Ci sono tre ragioni per questa dimostrazione di forza. La prima è ribadire la vicinanza della Russia alla Siria e al suo alleato Bashar al Assad, un criminale di guerra e un dittatore con centinaia di migliaia di morti sulla coscienza. La seconda è presidiare le opportunità energetiche e di estrazione di petrolio e gas nell’East Med. La terza, infine, è rivendicare il completo controllo del Mar Nero per ricordare al mondo di essere una potenza navale e per pattugliare le acque intorno alla Crimea.

A proposito di Russia, Biden l’ha definita una “potenza in declino”. Concorda?

Non c’è alcun dubbio, la Russia è una potenza al tramonto. La sua popolazione sta invecchiando rapidamente, alla fine del secolo sarà inferiore a quella turca. L’aspettativa di vita sta crollando, i tassi di alcolismo sono senza precedenti, l’economia si regge solo su gas e petrolio, e come la Cina non può vantare veri alleati. Questo suo declino è un problema.

Perché?

Perché per nasconderlo il governo russo aumenta la sua assertività all’estero, così da potersi presentare come grande potenza sul piano interno. Putin continuerà ad avallare operazioni come la guerra in Ucraina o in Siria e le interferenze nelle elezioni americane. Niente di più pericoloso di una nazione debole che vuole sembrare forte.

L’Italia sembra voler optare per un approccio “pragmatico” nei rapporti con la Russia. Crede che servirebbe una più chiara scelta di campo?

L’Italia dovrebbe a mio parere convincere Putin a collaborare con l’Occidente e invitarlo a non cedere all’abbraccio cinese. Ben venga dunque il dialogo, purché non ci siano equivoci sulle minacce poste da Mosca, dall’invasione in Crimea e Georgia alle interferenze nelle democrazie, e sulle sanzioni da imporre per contenerle. Non si può rimanere in silenzio di fronte a un evento come l’avvelenamento di Alexei Navalny.

Un altro Paese con cui l’Italia di Mario Draghi cerca un nuovo rapporto è la Turchia di Recep Tayyip Erdogan. In questi anni non sono mancate tensioni fra Washington e Ankara. È ancora da considerare un alleato della Nato?

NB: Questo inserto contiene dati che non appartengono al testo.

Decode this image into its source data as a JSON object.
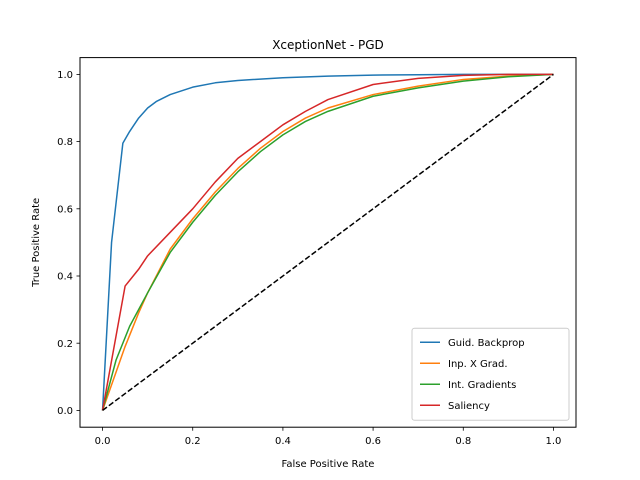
{
  "chart_data": {
    "type": "line",
    "title": "XceptionNet - PGD",
    "xlabel": "False Positive Rate",
    "ylabel": "True Positive Rate",
    "xlim": [
      -0.05,
      1.05
    ],
    "ylim": [
      -0.05,
      1.05
    ],
    "grid": false,
    "legend_position": "lower-right",
    "xticks": [
      0.0,
      0.2,
      0.4,
      0.6,
      0.8,
      1.0
    ],
    "xtick_labels": [
      "0.0",
      "0.2",
      "0.4",
      "0.6",
      "0.8",
      "1.0"
    ],
    "yticks": [
      0.0,
      0.2,
      0.4,
      0.6,
      0.8,
      1.0
    ],
    "ytick_labels": [
      "0.0",
      "0.2",
      "0.4",
      "0.6",
      "0.8",
      "1.0"
    ],
    "series": [
      {
        "name": "Guid. Backprop",
        "color": "#1f77b4",
        "x": [
          0.0,
          0.02,
          0.045,
          0.06,
          0.08,
          0.1,
          0.12,
          0.15,
          0.2,
          0.25,
          0.3,
          0.4,
          0.5,
          0.6,
          0.7,
          0.8,
          0.9,
          1.0
        ],
        "y": [
          0.0,
          0.5,
          0.795,
          0.83,
          0.87,
          0.9,
          0.92,
          0.94,
          0.962,
          0.975,
          0.982,
          0.99,
          0.995,
          0.998,
          0.999,
          1.0,
          1.0,
          1.0
        ]
      },
      {
        "name": "Inp. X Grad.",
        "color": "#ff7f0e",
        "x": [
          0.0,
          0.05,
          0.08,
          0.1,
          0.15,
          0.2,
          0.25,
          0.3,
          0.35,
          0.4,
          0.45,
          0.5,
          0.6,
          0.7,
          0.8,
          0.9,
          1.0
        ],
        "y": [
          0.0,
          0.19,
          0.29,
          0.35,
          0.48,
          0.57,
          0.65,
          0.72,
          0.78,
          0.83,
          0.87,
          0.9,
          0.94,
          0.965,
          0.985,
          0.995,
          1.0
        ]
      },
      {
        "name": "Int. Gradients",
        "color": "#2ca02c",
        "x": [
          0.0,
          0.03,
          0.06,
          0.1,
          0.15,
          0.2,
          0.25,
          0.3,
          0.35,
          0.4,
          0.45,
          0.5,
          0.6,
          0.7,
          0.8,
          0.9,
          1.0
        ],
        "y": [
          0.0,
          0.15,
          0.25,
          0.35,
          0.47,
          0.56,
          0.64,
          0.71,
          0.77,
          0.82,
          0.86,
          0.89,
          0.935,
          0.96,
          0.98,
          0.993,
          1.0
        ]
      },
      {
        "name": "Saliency",
        "color": "#d62728",
        "x": [
          0.0,
          0.05,
          0.08,
          0.1,
          0.15,
          0.2,
          0.25,
          0.3,
          0.35,
          0.4,
          0.45,
          0.5,
          0.6,
          0.7,
          0.8,
          0.9,
          1.0
        ],
        "y": [
          0.0,
          0.37,
          0.42,
          0.46,
          0.53,
          0.6,
          0.68,
          0.75,
          0.8,
          0.85,
          0.89,
          0.925,
          0.97,
          0.988,
          0.997,
          1.0,
          1.0
        ]
      },
      {
        "name": "chance",
        "color": "#000000",
        "dashed": true,
        "in_legend": false,
        "x": [
          0.0,
          1.0
        ],
        "y": [
          0.0,
          1.0
        ]
      }
    ]
  }
}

Da ex comandante delle forze Nato in Europa, posso garantire che la Turchia ha sempre risposto alla nostra chiamata, inviando soldati in Afghanistan e nei Balcani, navi da guerra dove fosse necessario. A Kabul e nella regione centrale irachena i turchi hanno fatto un ottimo lavoro, proprio come gli italiani a Ovest. C’è ovviamente un problema.

Quale?

Il continuo tentativo di allontanarsi dal perimetro della Nato. Come l’acquisto dei missili russi S-400, che sono e restano incompatibili con i jet F-35. La Turchia è ancora un alleato strategico per l’alleanza. Ma per Erdogan è arrivato il momento di fugare qualsiasi ambiguità.